EP by Il Volo
- Released: 20 February 2015
- Genre: Pop; operatic pop;
- Length: 26:32
- Language: Italian
- Label: Columbia
- Producer: Celso Valli, Michele Torpedine

Il Volo chronology
| The Platinum Collection (2015) | Sanremo grande amore (2015) | L’amore si muove (2015) |

Singles from Sanremo grande amore
- "Grande amore" Released: 12 February 2015;

= Sanremo grande amore =

Sanremo grande amore is an extended play by Italian operatic pop trio Il Volo, released in February 2015 following their appearance at the 65th Sanremo Music Festival, in which their song "Grande amore" received first prize in the "Big Artists" category.
"Grande amore", released as the set's lead single on 12 February 2015, is the only original composition of the EP. The remaining six tracks are covers of popular Italian songs.
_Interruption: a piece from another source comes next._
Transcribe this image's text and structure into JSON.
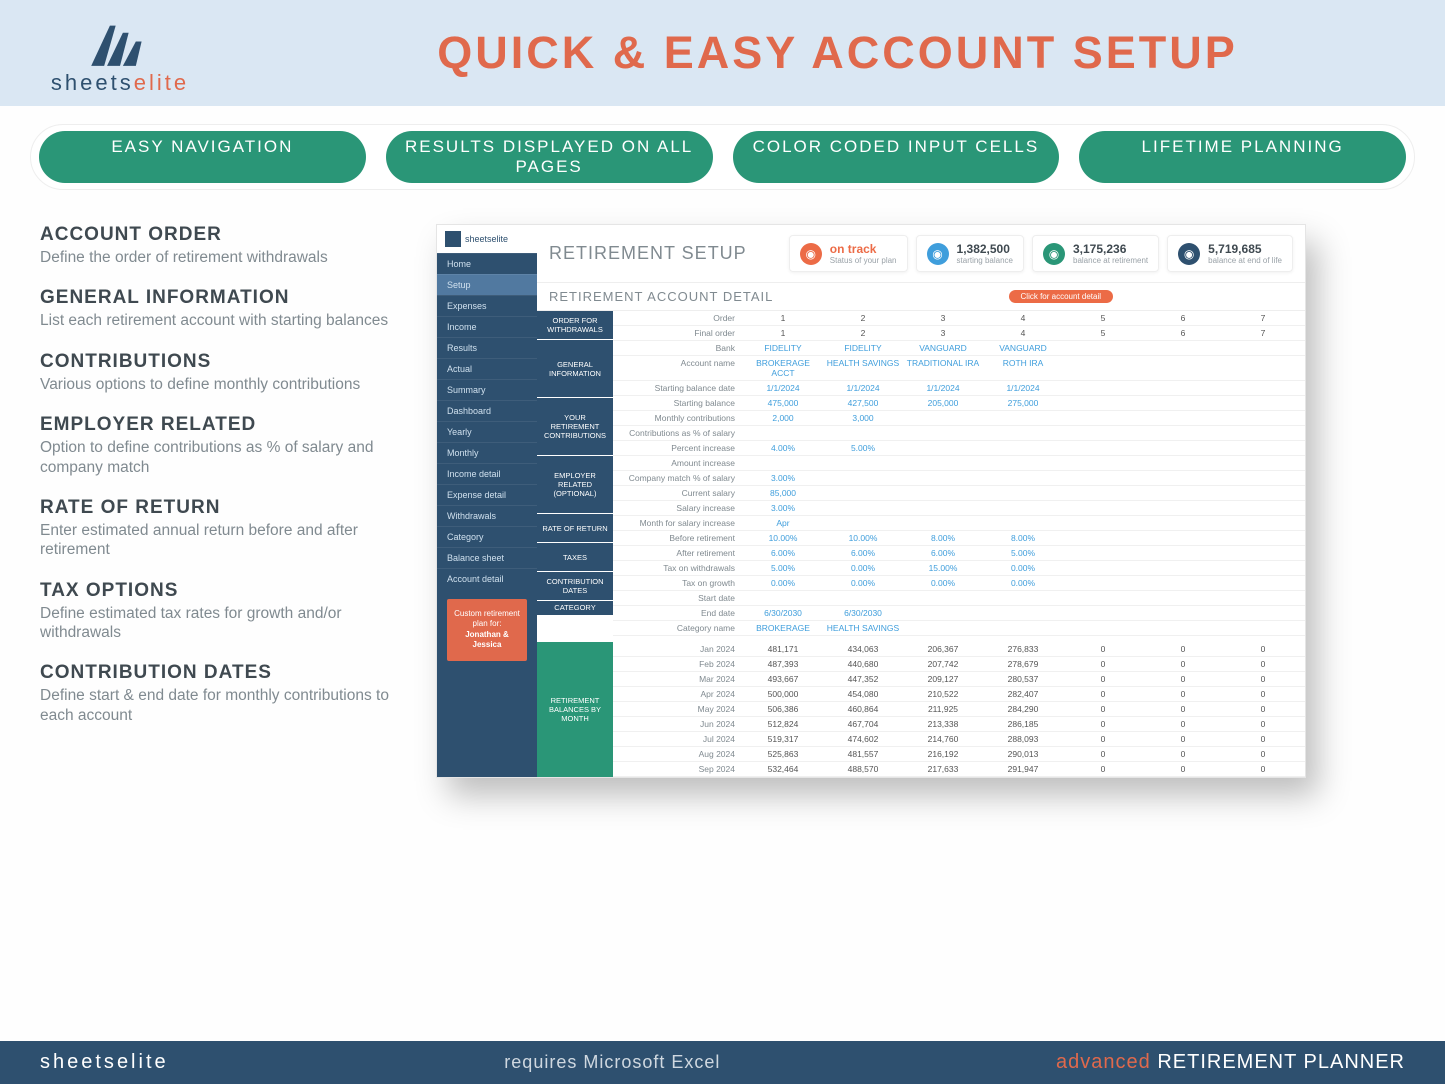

Sanremo grande amore is also Il Volo's first release for their new label, Sony Music.

==Track listing==

| No. | Title | Writer(s) | Length |
|---|---|---|---|
| 1. | "Grande amore" | Francesco Boccia, Ciro "Tommy" Esposito | 3:44 |
| 2. | "Ancora" (Eduardo De Crescenzo cover) | Franco Migliacci, Claudio Mattone | 3:32 |
| 3. | "Vacanze romane" (Matia Bazar cover) | Giancarlo Golzi, Carlo Marrale | 4:15 |
| 4. | "Canzone per te" (Sergio Endrigo cover) | Luis Bacalov, Sergio Endrigo, Sergio Bardotti | 4:00 |
| 5. | "Piove (Ciao, ciao bambina)" (Domenico Modugno cover) | Domenico Modugno, Dino Verde | 3:33 |
| 6. | "Romantica" (Renato Rascel cover) | Renato Rascel, Dino Verde | 3:26 |
| 7. | "L'immensità" (Don Backy cover) | Mogol, Aldo Caponi, Mariano Detto | 4:02 |
| Total length: |  |  | 26:32 |

==Charts==

| Chart (2015–16) | Peak position |
|---|---|
| Austrian Albums (Ö3 Austria) | 9 |
| Belgian Albums (Ultratop Flanders) | 104 |
| Belgian Albums (Ultratop Wallonia) | 59 |
| Greek Albums (IFPI Greece) | 20 |
| Dutch Albums (Album Top 100) | 63 |
| Italian Albums (FIMI) | 1 |
| Polish Albums (ZPAV) | 22 |
| Swiss Albums (Schweizer Hitparade) | 15 |
| US Top Classical Albums (Billboard) | 7 |

===Year-end charts===

| Chart (2015) | Position |
|---|---|
| Italian Albums (FIMI) | 7 |

==Personnel==

===Il Volo===

- Gianluca Ginoble - Baritone
- Piero Barone - Tenor
- Ignazio Boschetto - Tenor

===Musicians===

- Celso Valli - Arrangements, production, orchestra conductor, piano and keyboards
- Mattia Tedesco - Electric and acoustic guitars
- Paolo Prosperini - Gipsy guitar
- Massimo Varini - Acoustic guitar (tracks 5 and 6)
- Cesare Chiodo - bass
- Paolo Valli - drums
- Tommy Ruggero - percussions
- Stefano Bussoli - timpani
- Massimo Tagliata - accordion
- CV Strings Ensemble - Strings
- Valentino Corvino - first violin
- Stefano di Battista - Saxophone (track 2)

===Technical crew===

- Celso Valli, Michele Torpedine - production
- Enrico Capalbo, Roberto Bartilucci - audio engineering
- Marco Borsatti - audio engineering, mastering
- Giordano Mazzi - editing
- Maurizio Biancani - mastering

==Certifications==

| Region | Certification | Certified units/sales |
| Italy (FIMI) | 3× Platinum | 150,000^{*} |
^{*} Sales figures based on certification alone.